The past decade has seen a steady build-up of momentum around nutrition with the setting up of the SUN (Scaling Up Nutrition) secretariat in the UN; the World Health Assembly adoption (in 2012) of the 2025 global targets for maternal, infant and young children’s nutrition, and the 2015 Sustainable Development Goals which centre-stage the ending of all forms of malnutrition for all people by 2030, to name a few. India’s progress clearly lags behind what is needed to eliminate malnutrition by 2030.
Maharashtra was the first State in India to launch a nutrition mission, in 2005, followed by five other States, Madhya Pradesh, Uttar Pradesh, Odisha, Gujarat and Karnataka, covering a total population of 300 million. In all six States the focus of the nutrition mission is inter-sectoral coordination to improve child nutrition in the first 1000 days.

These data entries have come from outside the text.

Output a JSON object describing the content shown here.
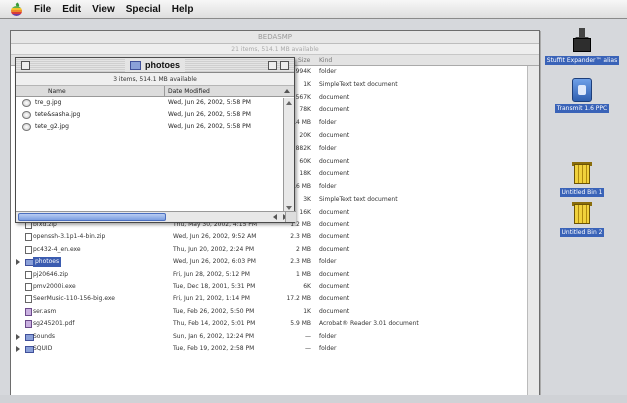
{
  "menubar": {
    "items": [
      "File",
      "Edit",
      "View",
      "Special",
      "Help"
    ]
  },
  "desktop": {
    "icons": [
      {
        "label": "StuffIt Expander™ alias",
        "icon": "stuffit-icon"
      },
      {
        "label": "Transmit 1.6 PPC",
        "icon": "transmit-icon"
      },
      {
        "label": "Untitled Bin 1",
        "icon": "bin-icon"
      },
      {
        "label": "Untitled Bin 2",
        "icon": "bin-icon"
      }
    ]
  },
  "back_window": {
    "title": "BEDASMP",
    "info": "21 items, 514.1 MB available",
    "col_size": "Size",
    "col_kind": "Kind",
    "rows_top": [
      {
        "size": "994K",
        "kind": "folder"
      },
      {
        "size": "1K",
        "kind": "SimpleText text document"
      },
      {
        "size": "567K",
        "kind": "document"
      },
      {
        "size": "78K",
        "kind": "document"
      },
      {
        "size": "1.4 MB",
        "kind": "folder"
      },
      {
        "size": "20K",
        "kind": "document"
      },
      {
        "size": "882K",
        "kind": "folder"
      },
      {
        "size": "60K",
        "kind": "document"
      },
      {
        "size": "18K",
        "kind": "document"
      },
      {
        "size": "45.6 MB",
        "kind": "folder"
      },
      {
        "size": "3K",
        "kind": "SimpleText text document"
      },
      {
        "size": "16K",
        "kind": "document"
      }
    ],
    "rows": [
      {
        "name": "bfxd.zip",
        "date": "Thu, May 30, 2002, 4:15 PM",
        "size": "1.2 MB",
        "kind": "document",
        "icon": "doc"
      },
      {
        "name": "openssh-3.1p1-4-bin.zip",
        "date": "Wed, Jun 26, 2002, 9:52 AM",
        "size": "2.3 MB",
        "kind": "document",
        "icon": "doc"
      },
      {
        "name": "pc432-4_en.exe",
        "date": "Thu, Jun 20, 2002, 2:24 PM",
        "size": "2 MB",
        "kind": "document",
        "icon": "doc"
      },
      {
        "name": "photoes",
        "date": "Wed, Jun 26, 2002, 6:03 PM",
        "size": "2.3 MB",
        "kind": "folder",
        "icon": "folder",
        "selected": true
      },
      {
        "name": "pj20646.zip",
        "date": "Fri, Jun 28, 2002, 5:12 PM",
        "size": "1 MB",
        "kind": "document",
        "icon": "doc"
      },
      {
        "name": "pmv2000i.exe",
        "date": "Tue, Dec 18, 2001, 5:31 PM",
        "size": "6K",
        "kind": "document",
        "icon": "doc"
      },
      {
        "name": "SeerMusic-110-156-big.exe",
        "date": "Fri, Jun 21, 2002, 1:14 PM",
        "size": "17.2 MB",
        "kind": "document",
        "icon": "doc"
      },
      {
        "name": "ser.asm",
        "date": "Tue, Feb 26, 2002, 5:50 PM",
        "size": "1K",
        "kind": "document",
        "icon": "app"
      },
      {
        "name": "sg245201.pdf",
        "date": "Thu, Feb 14, 2002, 5:01 PM",
        "size": "5.9 MB",
        "kind": "Acrobat® Reader 3.01 document",
        "icon": "app"
      },
      {
        "name": "Sounds",
        "date": "Sun, Jan 6, 2002, 12:24 PM",
        "size": "—",
        "kind": "folder",
        "icon": "folder"
      },
      {
        "name": "SQUID",
        "date": "Tue, Feb 19, 2002, 2:58 PM",
        "size": "—",
        "kind": "folder",
        "icon": "folder"
      }
    ]
  },
  "front_window": {
    "title": "photoes",
    "info": "3 items, 514.1 MB available",
    "col_name": "Name",
    "col_date": "Date Modified",
    "files": [
      {
        "name": "tre_g.jpg",
        "date": "Wed, Jun 26, 2002, 5:58 PM"
      },
      {
        "name": "tete&sasha.jpg",
        "date": "Wed, Jun 26, 2002, 5:58 PM"
      },
      {
        "name": "tete_g2.jpg",
        "date": "Wed, Jun 26, 2002, 5:58 PM"
      }
    ]
  }
}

The problem and solution framework are correctly identified, but there are hardly any targets or financial commitments or concrete and specific programmes and processes to accomplish this goal. Systemic development is a long process that requires continuity, consistency, excellence in execution and a measurement of process, output and outcome/impact metrics, and so far at least, much of this seems to be missing for converting intent to action.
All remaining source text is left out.